Colère des agriculteurs: Bruxelles veut surmonter "la polarisation"

La présidente de la Commission européenne Ursula von der Leyen a lancé jeudi un "dialogue stratégique" avec le secteur agricole pour tenter de surmonter la polarisation, notamment sur les législations environnementales, sur fond de manifestations à travers l'Europe.

Près d'une trentaine de représentants des organisations agricoles, du secteur agro-alimentaire, d'ONG environnementales et d'experts sont réunis à Bruxelles pour évoquer les perspectives à moyen et long terme.

Promis depuis septembre, ce rendez-vous intervient alors que, entre blocages d'autoroutes et défilés de tracteurs, la grogne agricole touche la France, l'Allemagne, la Roumanie ou la Pologne, visant notamment les normes écologiques et les importations jugées déloyales dans l'UE.

Des conclusions sont attendues d'ici la fin de l'été, afin de préparer le terrain pour la prochaine Commission et l'élaboration de la prochaine Politique agricole commune (PAC) commençant en 2028.

L'objectif n'est pas de se prononcer sur le détail des normes et réglementations, mais de fixer un cadre pour les politiques agricoles et environnementales à "horizon 5 à 15 ans", a précisé l'universitaire allemand Peter Strohschneider, qui préside ces échanges à huis clos après avoir déjà dirigé en Allemagne une commission similaire.

"Notre logique est (de chercher) un équilibre raisonnable entre des intérêts économiques, écologiques et sociaux divergents", a-t-il insisté, appelant "à ne pas se focaliser sur les points de crispation souvent idéologiquement exagérés".

Sentiment d'urgence  

"Il existe une polarisation croissante sur les sujets liés à l'agriculture. Je suis profondément convaincue que nous ne pouvons la surmonter que par le dialogue", a souligné Mme von der Leyen avant la rencontre. "Nous partageons le même sentiment d'urgence que les choses doivent s'améliorer, qu'il faut trouver une nouvelle voie à suivre, des solutions communes et durables".

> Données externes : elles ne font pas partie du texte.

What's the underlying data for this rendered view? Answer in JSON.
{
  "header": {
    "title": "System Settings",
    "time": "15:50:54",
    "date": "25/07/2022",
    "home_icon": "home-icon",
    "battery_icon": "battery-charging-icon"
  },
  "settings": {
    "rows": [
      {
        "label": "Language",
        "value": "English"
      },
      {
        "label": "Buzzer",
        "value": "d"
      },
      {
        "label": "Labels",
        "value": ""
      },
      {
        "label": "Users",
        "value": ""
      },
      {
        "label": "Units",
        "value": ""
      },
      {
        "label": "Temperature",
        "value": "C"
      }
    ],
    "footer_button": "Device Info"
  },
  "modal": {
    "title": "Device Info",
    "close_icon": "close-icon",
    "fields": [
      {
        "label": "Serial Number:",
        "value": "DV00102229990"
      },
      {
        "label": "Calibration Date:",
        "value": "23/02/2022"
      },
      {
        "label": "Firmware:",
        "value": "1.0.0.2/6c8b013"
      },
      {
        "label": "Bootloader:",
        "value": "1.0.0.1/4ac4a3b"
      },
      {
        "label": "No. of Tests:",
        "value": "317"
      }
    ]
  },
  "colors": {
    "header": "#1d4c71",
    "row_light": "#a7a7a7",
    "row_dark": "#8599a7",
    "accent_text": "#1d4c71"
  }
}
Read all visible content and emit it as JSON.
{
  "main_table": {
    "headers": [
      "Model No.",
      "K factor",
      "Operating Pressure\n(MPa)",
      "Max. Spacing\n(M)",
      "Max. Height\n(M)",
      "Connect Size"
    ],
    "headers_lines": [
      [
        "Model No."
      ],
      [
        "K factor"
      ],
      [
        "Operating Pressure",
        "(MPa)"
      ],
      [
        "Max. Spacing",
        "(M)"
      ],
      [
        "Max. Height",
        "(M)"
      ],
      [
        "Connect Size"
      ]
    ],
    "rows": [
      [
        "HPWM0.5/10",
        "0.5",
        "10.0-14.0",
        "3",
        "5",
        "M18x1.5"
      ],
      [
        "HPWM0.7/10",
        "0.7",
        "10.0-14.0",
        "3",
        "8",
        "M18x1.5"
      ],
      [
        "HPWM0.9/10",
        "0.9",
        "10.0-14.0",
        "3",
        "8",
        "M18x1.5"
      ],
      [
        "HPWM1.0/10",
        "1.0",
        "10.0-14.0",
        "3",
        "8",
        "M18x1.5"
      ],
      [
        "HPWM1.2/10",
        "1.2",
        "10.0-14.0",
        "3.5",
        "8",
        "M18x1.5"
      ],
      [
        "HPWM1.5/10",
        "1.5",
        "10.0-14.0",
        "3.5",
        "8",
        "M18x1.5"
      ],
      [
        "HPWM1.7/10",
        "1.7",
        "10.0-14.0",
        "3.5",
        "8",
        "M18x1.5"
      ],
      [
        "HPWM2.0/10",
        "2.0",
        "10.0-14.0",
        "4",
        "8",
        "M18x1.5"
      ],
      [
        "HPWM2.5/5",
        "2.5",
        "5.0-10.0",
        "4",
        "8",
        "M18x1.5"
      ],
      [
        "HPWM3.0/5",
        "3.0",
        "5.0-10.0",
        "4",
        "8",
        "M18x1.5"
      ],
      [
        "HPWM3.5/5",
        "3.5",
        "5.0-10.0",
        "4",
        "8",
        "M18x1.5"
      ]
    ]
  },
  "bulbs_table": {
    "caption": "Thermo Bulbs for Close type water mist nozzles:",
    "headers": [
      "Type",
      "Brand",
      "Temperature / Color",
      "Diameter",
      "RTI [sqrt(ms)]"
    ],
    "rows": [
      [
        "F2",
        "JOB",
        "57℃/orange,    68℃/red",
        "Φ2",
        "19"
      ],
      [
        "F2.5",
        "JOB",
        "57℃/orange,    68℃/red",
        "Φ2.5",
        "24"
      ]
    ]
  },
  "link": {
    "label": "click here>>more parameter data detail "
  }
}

La présidente de l'exécutif européen s'est montrée soucieuse d'offrir des gages aux agriculteurs:  "Vous êtes souvent la partie la plus vulnérable de la chaîne de valeur, vous méritez une rémunération équitable. Notre objectif est de soutenir vos moyens de subsistance et de garantir la sécurité alimentaire européenne", a-t-elle assuré

Si les récentes manifestations évoquent des éléments déclencheurs nationaux divers, elles pointent des facteurs communs de mécontentement : épisodes climatiques extrêmes, grippe aviaire, flambée des prix du carburant, afflux de produits ukrainiens exemptés de droits de douane...

La nouvelle PAC, qui renforce depuis 2023 les obligations environnementales, et les législations du "Pacte vert" européen (ou "Green Deal")- même si elles ne sont pas encore en vigueur - cristallisent la colère.

"Les objectifs collectifs du +Green Deal+ sont existentiels, nous vivons tous de la nature. Même si nous ne sommes pas toujours alignés sur ces questions, nous sommes d'accord sur l'intensification des défis, qu'il s'agisse de concurrence étrangère, de sur-réglementation au niveau national, du changement climatique ou de perte de biodiversité", a résumé Mme von der Leyen.

Parmi les thèmes proposés aux intervenants jeudi : les revenus des agriculteurs, la durabilité de leurs pratique, l'innovation technologique et la compétitivité.

Plusieurs ONG avaient regretté l'invitation tardive, confirmée seulement la semaine dernière, tandis que le Copa-Cogeca, qui réunit les syndicats agricoles majoritaires européens, a déploré "la portée particulièrement floue" des discussions face aux problèmes immédiats du secteur.